4 Things Science Says About Alone Time You Might Not Know
It’s been said before: we need Alone Time. We know it’s good for us. We enjoy the pampering, the fun, and the way we feel rested and recharged afterward. But did you know there’s some serious science to Alone Time and what we get out of it?
Read on to find out some things about what science has proven about Alone Time. Some of these might even be pretty surprising.
Alone Time Leads to Empathy
The one thing everyone should get out of Alone Time is the ability to understand your own thoughts and feelings. This understanding translates to a difference in our interactions with the people around us. Think about it. When we understand why we act and feel as we do, we gain an understanding of why other people similarly react in ways that look like ours. Now we’re seeing the world through their eyes.
Alone Time Makes Us Stronger
Ask anyone who dreads time alone what they hate about it, and you’ll find more often than not. It’s the idea of being alone with their thoughts, which freaks them out. In fact, a study was done where college students were given the choice of being alone with their thoughts for 15 minutes or being given an electric shock. 67% of men and 24% of women chose the shock over what was in their heads. So, imagine how much stronger you are than the average person when you’re accustomed to your own thoughts, not to mention, comfortable with them.
Alone Time Shows the World Around Us How to Behave
Anytime we model behavior for others, especially children, we shouldn’t be surprised when they follow suit. The critical thing to realize here is just how important it is for children to see us embracing time alone. When we show them we focus better, can clear our thoughts, and manage our emotions better through Alone Time, they learn these things too.

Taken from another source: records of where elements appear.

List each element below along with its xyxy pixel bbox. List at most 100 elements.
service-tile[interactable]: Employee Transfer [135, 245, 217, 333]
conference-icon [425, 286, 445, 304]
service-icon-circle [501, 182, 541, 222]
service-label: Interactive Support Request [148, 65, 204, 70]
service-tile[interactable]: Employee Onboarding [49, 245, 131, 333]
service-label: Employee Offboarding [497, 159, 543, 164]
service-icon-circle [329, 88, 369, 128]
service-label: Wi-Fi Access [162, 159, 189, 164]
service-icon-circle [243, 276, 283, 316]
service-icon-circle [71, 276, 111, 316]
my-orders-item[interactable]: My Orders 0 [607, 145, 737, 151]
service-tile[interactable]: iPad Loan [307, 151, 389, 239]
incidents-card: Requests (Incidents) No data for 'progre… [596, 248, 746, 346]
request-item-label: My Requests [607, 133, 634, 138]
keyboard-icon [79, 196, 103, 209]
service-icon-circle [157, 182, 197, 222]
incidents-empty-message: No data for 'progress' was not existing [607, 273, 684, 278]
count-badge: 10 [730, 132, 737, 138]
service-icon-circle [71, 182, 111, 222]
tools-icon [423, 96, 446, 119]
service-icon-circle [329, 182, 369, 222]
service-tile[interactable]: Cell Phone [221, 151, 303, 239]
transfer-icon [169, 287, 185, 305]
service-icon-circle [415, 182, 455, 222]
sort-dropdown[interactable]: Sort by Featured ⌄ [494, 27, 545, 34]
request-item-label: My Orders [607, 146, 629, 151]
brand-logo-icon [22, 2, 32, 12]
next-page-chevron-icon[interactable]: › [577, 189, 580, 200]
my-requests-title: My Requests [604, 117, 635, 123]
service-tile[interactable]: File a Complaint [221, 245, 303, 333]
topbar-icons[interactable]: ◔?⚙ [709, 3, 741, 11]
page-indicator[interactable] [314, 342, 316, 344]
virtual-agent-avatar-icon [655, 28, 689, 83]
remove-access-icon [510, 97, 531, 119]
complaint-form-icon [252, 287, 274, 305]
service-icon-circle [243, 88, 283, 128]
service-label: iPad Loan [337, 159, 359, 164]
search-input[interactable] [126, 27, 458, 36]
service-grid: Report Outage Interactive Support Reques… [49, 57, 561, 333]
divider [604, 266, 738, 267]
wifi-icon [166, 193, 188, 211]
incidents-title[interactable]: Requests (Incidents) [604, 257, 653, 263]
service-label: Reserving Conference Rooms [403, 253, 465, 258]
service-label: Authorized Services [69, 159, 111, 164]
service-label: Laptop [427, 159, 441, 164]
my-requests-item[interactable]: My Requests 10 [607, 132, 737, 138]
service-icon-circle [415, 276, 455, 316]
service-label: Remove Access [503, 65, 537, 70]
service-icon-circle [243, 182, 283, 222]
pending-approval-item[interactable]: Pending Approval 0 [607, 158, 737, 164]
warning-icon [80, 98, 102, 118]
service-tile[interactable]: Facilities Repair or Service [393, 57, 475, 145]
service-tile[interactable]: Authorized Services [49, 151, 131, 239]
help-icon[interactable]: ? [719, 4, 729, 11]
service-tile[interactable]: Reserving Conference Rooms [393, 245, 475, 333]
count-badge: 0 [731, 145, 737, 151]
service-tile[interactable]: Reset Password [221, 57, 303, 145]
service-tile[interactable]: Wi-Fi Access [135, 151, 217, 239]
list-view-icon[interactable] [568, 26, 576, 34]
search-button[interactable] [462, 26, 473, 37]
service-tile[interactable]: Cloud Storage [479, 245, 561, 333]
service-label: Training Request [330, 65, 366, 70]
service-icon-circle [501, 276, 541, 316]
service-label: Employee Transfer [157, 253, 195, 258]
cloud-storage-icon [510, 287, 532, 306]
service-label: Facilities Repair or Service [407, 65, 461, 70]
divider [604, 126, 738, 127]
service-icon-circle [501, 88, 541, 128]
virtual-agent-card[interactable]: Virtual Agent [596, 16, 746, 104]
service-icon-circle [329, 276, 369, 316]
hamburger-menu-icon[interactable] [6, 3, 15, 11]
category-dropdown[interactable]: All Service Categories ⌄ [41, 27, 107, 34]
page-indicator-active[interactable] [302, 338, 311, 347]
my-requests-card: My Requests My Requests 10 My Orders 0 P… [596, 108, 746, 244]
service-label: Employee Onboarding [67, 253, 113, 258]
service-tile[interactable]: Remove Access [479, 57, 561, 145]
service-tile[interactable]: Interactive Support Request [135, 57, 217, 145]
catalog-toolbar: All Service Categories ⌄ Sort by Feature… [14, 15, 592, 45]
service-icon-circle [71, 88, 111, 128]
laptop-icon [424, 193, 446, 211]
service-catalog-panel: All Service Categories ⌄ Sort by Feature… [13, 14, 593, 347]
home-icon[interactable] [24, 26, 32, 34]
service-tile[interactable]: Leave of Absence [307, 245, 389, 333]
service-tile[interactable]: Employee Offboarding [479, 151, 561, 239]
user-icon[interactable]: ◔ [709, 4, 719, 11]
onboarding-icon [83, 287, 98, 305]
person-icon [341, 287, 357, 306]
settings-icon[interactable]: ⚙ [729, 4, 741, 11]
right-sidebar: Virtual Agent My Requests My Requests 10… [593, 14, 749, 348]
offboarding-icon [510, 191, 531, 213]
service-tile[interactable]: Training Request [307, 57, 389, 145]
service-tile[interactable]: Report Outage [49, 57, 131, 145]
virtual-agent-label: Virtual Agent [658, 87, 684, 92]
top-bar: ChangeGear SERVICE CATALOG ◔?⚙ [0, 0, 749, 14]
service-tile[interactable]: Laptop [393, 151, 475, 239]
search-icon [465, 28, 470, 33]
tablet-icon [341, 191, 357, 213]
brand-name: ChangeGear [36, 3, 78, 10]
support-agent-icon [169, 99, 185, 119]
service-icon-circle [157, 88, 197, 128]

Alone Time Shows Us What to Do Next
Studies have shown that people who are successful embrace the idea of Alone Time. Entrepreneurs who use their alone time to think about their goals and plan how to better attain those goals will have a higher chance of achieving what they set out to do. This might seem pretty simple, but you can’t argue with the results.
So, where does this leave you?
Simple. Alone Time is not only optimal, but it makes sense scientifically. If you want to get ahead, you start by pulling back to where you enjoy first the company of yourself and the joy of what you can accomplish on your own.
Then get out there and take over the world.